Here to stay

TMR Mayor Peter Malouf says fence will remain in place

The fence was installed in 1960 when Boulevard de l’Acadie was widened to six lanes. Photo: Matias Brunet-Kirk – NEWSFIRST

The fence separating the two communities of Parc-Extension and the Town of Mount Royal has been a contentious issue for many years now. But after turning into a hot-button topic in Montreal’s municipal election, the newly elected mayor of the Town of Mount Royal said the fence was here to stay.

In an interview with La Presse, Mayor Peter Malouf said that the fence would not be taken down during his mandate. “What fence?” quipped the Mayor, adding “I see a hedge and trees. After that, I see six lanes for cars.”

“There are openings in the fence, and we are going to rearrange them to ensure the safety of cyclists,” added Malouf, pointing to the many sections of de l’Acadie Boul. that do not provide enough sidewalk or landing space for pedestrian crossings.

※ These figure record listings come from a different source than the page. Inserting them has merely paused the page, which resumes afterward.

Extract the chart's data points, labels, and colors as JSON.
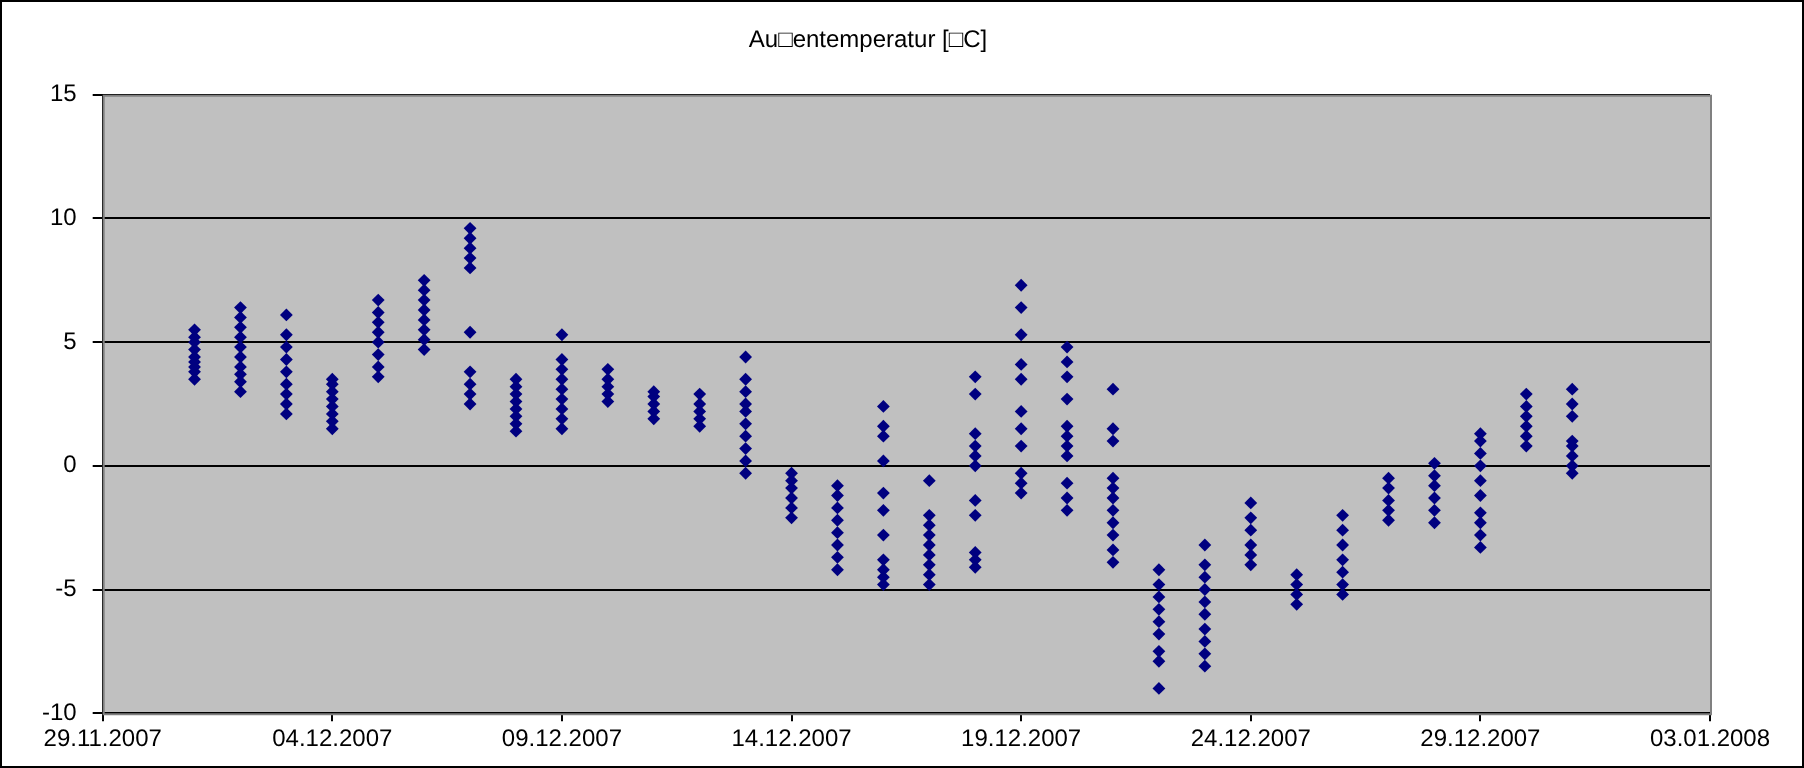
{
  "chart_data": {
    "type": "scatter",
    "title": "Au□entemperatur [□C]",
    "xlim": [
      "2007-11-29",
      "2008-01-03"
    ],
    "xticks": [
      {
        "value": "2007-11-29",
        "label": "29.11.2007"
      },
      {
        "value": "2007-12-04",
        "label": "04.12.2007"
      },
      {
        "value": "2007-12-09",
        "label": "09.12.2007"
      },
      {
        "value": "2007-12-14",
        "label": "14.12.2007"
      },
      {
        "value": "2007-12-19",
        "label": "19.12.2007"
      },
      {
        "value": "2007-12-24",
        "label": "24.12.2007"
      },
      {
        "value": "2007-12-29",
        "label": "29.12.2007"
      },
      {
        "value": "2008-01-03",
        "label": "03.01.2008"
      }
    ],
    "ylim": [
      -10,
      15
    ],
    "yticks": [
      -10,
      -5,
      0,
      5,
      10,
      15
    ],
    "grid": "y",
    "legend": false,
    "marker": "diamond",
    "series": [
      {
        "color": "#000080",
        "x": [
          "2007-12-01",
          "2007-12-01",
          "2007-12-01",
          "2007-12-01",
          "2007-12-01",
          "2007-12-01",
          "2007-12-01",
          "2007-12-01",
          "2007-12-01",
          "2007-12-02",
          "2007-12-02",
          "2007-12-02",
          "2007-12-02",
          "2007-12-02",
          "2007-12-02",
          "2007-12-02",
          "2007-12-02",
          "2007-12-02",
          "2007-12-02",
          "2007-12-03",
          "2007-12-03",
          "2007-12-03",
          "2007-12-03",
          "2007-12-03",
          "2007-12-03",
          "2007-12-03",
          "2007-12-03",
          "2007-12-03",
          "2007-12-04",
          "2007-12-04",
          "2007-12-04",
          "2007-12-04",
          "2007-12-04",
          "2007-12-04",
          "2007-12-04",
          "2007-12-04",
          "2007-12-05",
          "2007-12-05",
          "2007-12-05",
          "2007-12-05",
          "2007-12-05",
          "2007-12-05",
          "2007-12-05",
          "2007-12-05",
          "2007-12-06",
          "2007-12-06",
          "2007-12-06",
          "2007-12-06",
          "2007-12-06",
          "2007-12-06",
          "2007-12-06",
          "2007-12-06",
          "2007-12-07",
          "2007-12-07",
          "2007-12-07",
          "2007-12-07",
          "2007-12-07",
          "2007-12-07",
          "2007-12-07",
          "2007-12-07",
          "2007-12-07",
          "2007-12-07",
          "2007-12-08",
          "2007-12-08",
          "2007-12-08",
          "2007-12-08",
          "2007-12-08",
          "2007-12-08",
          "2007-12-08",
          "2007-12-08",
          "2007-12-09",
          "2007-12-09",
          "2007-12-09",
          "2007-12-09",
          "2007-12-09",
          "2007-12-09",
          "2007-12-09",
          "2007-12-09",
          "2007-12-09",
          "2007-12-10",
          "2007-12-10",
          "2007-12-10",
          "2007-12-10",
          "2007-12-10",
          "2007-12-11",
          "2007-12-11",
          "2007-12-11",
          "2007-12-11",
          "2007-12-11",
          "2007-12-12",
          "2007-12-12",
          "2007-12-12",
          "2007-12-12",
          "2007-12-12",
          "2007-12-13",
          "2007-12-13",
          "2007-12-13",
          "2007-12-13",
          "2007-12-13",
          "2007-12-13",
          "2007-12-13",
          "2007-12-13",
          "2007-12-13",
          "2007-12-13",
          "2007-12-14",
          "2007-12-14",
          "2007-12-14",
          "2007-12-14",
          "2007-12-14",
          "2007-12-14",
          "2007-12-15",
          "2007-12-15",
          "2007-12-15",
          "2007-12-15",
          "2007-12-15",
          "2007-12-15",
          "2007-12-15",
          "2007-12-15",
          "2007-12-16",
          "2007-12-16",
          "2007-12-16",
          "2007-12-16",
          "2007-12-16",
          "2007-12-16",
          "2007-12-16",
          "2007-12-16",
          "2007-12-16",
          "2007-12-16",
          "2007-12-16",
          "2007-12-17",
          "2007-12-17",
          "2007-12-17",
          "2007-12-17",
          "2007-12-17",
          "2007-12-17",
          "2007-12-17",
          "2007-12-17",
          "2007-12-17",
          "2007-12-18",
          "2007-12-18",
          "2007-12-18",
          "2007-12-18",
          "2007-12-18",
          "2007-12-18",
          "2007-12-18",
          "2007-12-18",
          "2007-12-18",
          "2007-12-18",
          "2007-12-18",
          "2007-12-19",
          "2007-12-19",
          "2007-12-19",
          "2007-12-19",
          "2007-12-19",
          "2007-12-19",
          "2007-12-19",
          "2007-12-19",
          "2007-12-19",
          "2007-12-19",
          "2007-12-19",
          "2007-12-20",
          "2007-12-20",
          "2007-12-20",
          "2007-12-20",
          "2007-12-20",
          "2007-12-20",
          "2007-12-20",
          "2007-12-20",
          "2007-12-20",
          "2007-12-20",
          "2007-12-20",
          "2007-12-21",
          "2007-12-21",
          "2007-12-21",
          "2007-12-21",
          "2007-12-21",
          "2007-12-21",
          "2007-12-21",
          "2007-12-21",
          "2007-12-21",
          "2007-12-21",
          "2007-12-21",
          "2007-12-22",
          "2007-12-22",
          "2007-12-22",
          "2007-12-22",
          "2007-12-22",
          "2007-12-22",
          "2007-12-22",
          "2007-12-22",
          "2007-12-22",
          "2007-12-23",
          "2007-12-23",
          "2007-12-23",
          "2007-12-23",
          "2007-12-23",
          "2007-12-23",
          "2007-12-23",
          "2007-12-23",
          "2007-12-23",
          "2007-12-23",
          "2007-12-24",
          "2007-12-24",
          "2007-12-24",
          "2007-12-24",
          "2007-12-24",
          "2007-12-24",
          "2007-12-25",
          "2007-12-25",
          "2007-12-25",
          "2007-12-25",
          "2007-12-26",
          "2007-12-26",
          "2007-12-26",
          "2007-12-26",
          "2007-12-26",
          "2007-12-26",
          "2007-12-26",
          "2007-12-27",
          "2007-12-27",
          "2007-12-27",
          "2007-12-27",
          "2007-12-27",
          "2007-12-28",
          "2007-12-28",
          "2007-12-28",
          "2007-12-28",
          "2007-12-28",
          "2007-12-28",
          "2007-12-29",
          "2007-12-29",
          "2007-12-29",
          "2007-12-29",
          "2007-12-29",
          "2007-12-29",
          "2007-12-29",
          "2007-12-29",
          "2007-12-29",
          "2007-12-29",
          "2007-12-30",
          "2007-12-30",
          "2007-12-30",
          "2007-12-30",
          "2007-12-30",
          "2007-12-30",
          "2007-12-31",
          "2007-12-31",
          "2007-12-31",
          "2007-12-31",
          "2007-12-31",
          "2007-12-31",
          "2007-12-31",
          "2007-12-31"
        ],
        "values": [
          3.5,
          3.8,
          4.0,
          4.2,
          4.4,
          4.7,
          5.0,
          5.2,
          5.5,
          3.0,
          3.4,
          3.7,
          4.0,
          4.4,
          4.8,
          5.2,
          5.6,
          6.0,
          6.4,
          2.1,
          2.5,
          2.9,
          3.3,
          3.8,
          4.3,
          4.8,
          5.3,
          6.1,
          1.5,
          1.8,
          2.1,
          2.4,
          2.7,
          3.0,
          3.3,
          3.5,
          3.6,
          4.0,
          4.5,
          5.0,
          5.4,
          5.8,
          6.2,
          6.7,
          4.7,
          5.1,
          5.5,
          5.9,
          6.3,
          6.7,
          7.1,
          7.5,
          2.5,
          2.9,
          3.3,
          3.8,
          5.4,
          8.0,
          8.4,
          8.8,
          9.2,
          9.6,
          1.4,
          1.7,
          2.0,
          2.3,
          2.6,
          2.9,
          3.2,
          3.5,
          1.5,
          1.9,
          2.3,
          2.7,
          3.1,
          3.5,
          3.9,
          4.3,
          5.3,
          2.6,
          2.9,
          3.2,
          3.5,
          3.9,
          1.9,
          2.2,
          2.5,
          2.8,
          3.0,
          1.6,
          1.9,
          2.2,
          2.5,
          2.9,
          -0.3,
          0.2,
          0.7,
          1.2,
          1.7,
          2.2,
          2.5,
          3.0,
          3.5,
          4.4,
          -2.1,
          -1.7,
          -1.3,
          -0.9,
          -0.6,
          -0.3,
          -4.2,
          -3.7,
          -3.2,
          -2.7,
          -2.2,
          -1.7,
          -1.2,
          -0.8,
          -4.8,
          -4.5,
          -4.2,
          -3.8,
          -2.8,
          -1.8,
          -1.1,
          0.2,
          1.2,
          1.6,
          2.4,
          -4.8,
          -4.4,
          -4.0,
          -3.6,
          -3.2,
          -2.8,
          -2.4,
          -2.0,
          -0.6,
          -4.1,
          -3.8,
          -3.5,
          -2.0,
          -1.4,
          0.0,
          0.4,
          0.8,
          1.3,
          2.9,
          3.6,
          -1.1,
          -0.7,
          -0.3,
          0.8,
          1.5,
          2.2,
          3.5,
          4.1,
          5.3,
          6.4,
          7.3,
          -1.8,
          -1.3,
          -0.7,
          0.4,
          0.8,
          1.2,
          1.6,
          2.7,
          3.6,
          4.2,
          4.8,
          -3.9,
          -3.4,
          -2.8,
          -2.3,
          -1.8,
          -1.3,
          -0.9,
          -0.5,
          1.0,
          1.5,
          3.1,
          -9.0,
          -7.9,
          -7.5,
          -6.8,
          -6.3,
          -5.8,
          -5.3,
          -4.8,
          -4.2,
          -8.1,
          -7.6,
          -7.1,
          -6.6,
          -6.0,
          -5.5,
          -5.0,
          -4.5,
          -4.0,
          -3.2,
          -4.0,
          -3.6,
          -3.2,
          -2.6,
          -2.1,
          -1.5,
          -5.6,
          -5.2,
          -4.8,
          -4.4,
          -5.2,
          -4.8,
          -4.3,
          -3.8,
          -3.2,
          -2.6,
          -2.0,
          -2.2,
          -1.8,
          -1.4,
          -0.9,
          -0.5,
          -2.3,
          -1.8,
          -1.3,
          -0.8,
          -0.4,
          0.1,
          -3.3,
          -2.8,
          -2.3,
          -1.9,
          -1.2,
          -0.6,
          0.0,
          0.5,
          1.0,
          1.3,
          0.8,
          1.2,
          1.6,
          2.0,
          2.4,
          2.9,
          -0.3,
          0.0,
          0.4,
          0.8,
          1.0,
          2.0,
          2.5,
          3.1
        ]
      }
    ]
  }
}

The fence became a major electoral issue and point of contention among parties in the last municipal campaign. Ensemble Montréal mayoral candidate Denis Coderre had promised that if elected he would refurbish de l’Acadie Boul. and work to have the fence removed.

Long history

Erected in 1960, the fence was put in when de l’Acadie Boul. was widened. The rationale for the barrier was to keep children and families on the west side of the fence safe from traffic on the six-lane artery.

Up until the early 2000s, it was a common occurrence for many of the gates in the fence to be locked shut on Halloween night. Many saw this as a tactic to keep the less fortunate, immigrant residents of Parc-Extension from trick or treating in the affluent neighbourhood next door.

After a groundswell of criticism, the neighbouring municipality put an end to the practice in 2002. The fence is still occasionally locked shut by individuals still unhappy with the situation. 

The fence became a major electoral issue and point of contention among parties in the last municipal campaign. Photo: Matias Brunet-Kirk – NEWSFIRST

Enclaved neighbourhood

Although the gates now remain for the most part open, many Parc-Extension residents point to the fence as another example of how the neighbourhood is physically separated from the rest of the city, with train tracks to its south and east, highway 40 to its north and a fence to its west.

For many residents, the two-kilometre stretch of road has epitomized the inequality experienced by some Montrealers, with the affluent, lushly tree-lined streets to the west and the densely-populated, concrete jungle of Parc-Ex to the east. The physical separation is both visible from street level and satellite imagery. 

This was an important topic over the last election period, with Ensemble Montréal mayoral candidate Denis Coderre promising to remove the fence. Borough mayoral candidate Guillaume Lavoie had also called the separation a “blatant social divide.” 

Although commended for their intentions to green de l’Acadie, the plan was criticized by Mayor Valérie Plante and her party for proposing projects that aren’t in the City of Montreals’ jurisdiction. The fence and much of the boulevard fall on the territory of the Town of Mount Royal. 

The physical separation between the Town of Mount Royal (left) and Parc-Extension (right) is visible from satellite imagery. Photo: Satellite imagery (2019) via Google Earth.

Potential for a bike lane

With the election now in the rearview mirror, City Councillor for Parc-Extension Mary Deros hopes the borough and the city will be able to work with the neighbouring municipality to address some of the security issues surrounding the fence and its adjacent footpaths.

“What they need to do is redo the entrances and make them safe,” said Deros, adding that the municipality of the Town of Mount Royal needs to “make sure that there are adequate sidewalks for the people crossing when they’re waiting for the light to change, to give them ample room with their bikes, with their children, to be able to cross.” 

Deros also feels that TMR should accommodate the City of Montreal by helping it complete its bicycle path network. Building a bike lane down Chemin Selwood, the street that runs parallel to de L’Acadie, would ensure a safe and accessible north-south bicycle artery.  

“A bike path north-south can be created on the inside of the TMR fence and make a safe cycling path for our cyclists,” said Deros, explaining that it would connect much of the district to Beaumont and the Université de Montréal MIL campus to the south. 

There are no official plans or propositions at the moment to implement such a bike path in the Town of Mount Royal, but Mayor Malouf said he would look at making crossings on de l’Acadie Boul. safer. 

“What fence? I see a hedge and trees. After that, I see six lanes for cars.”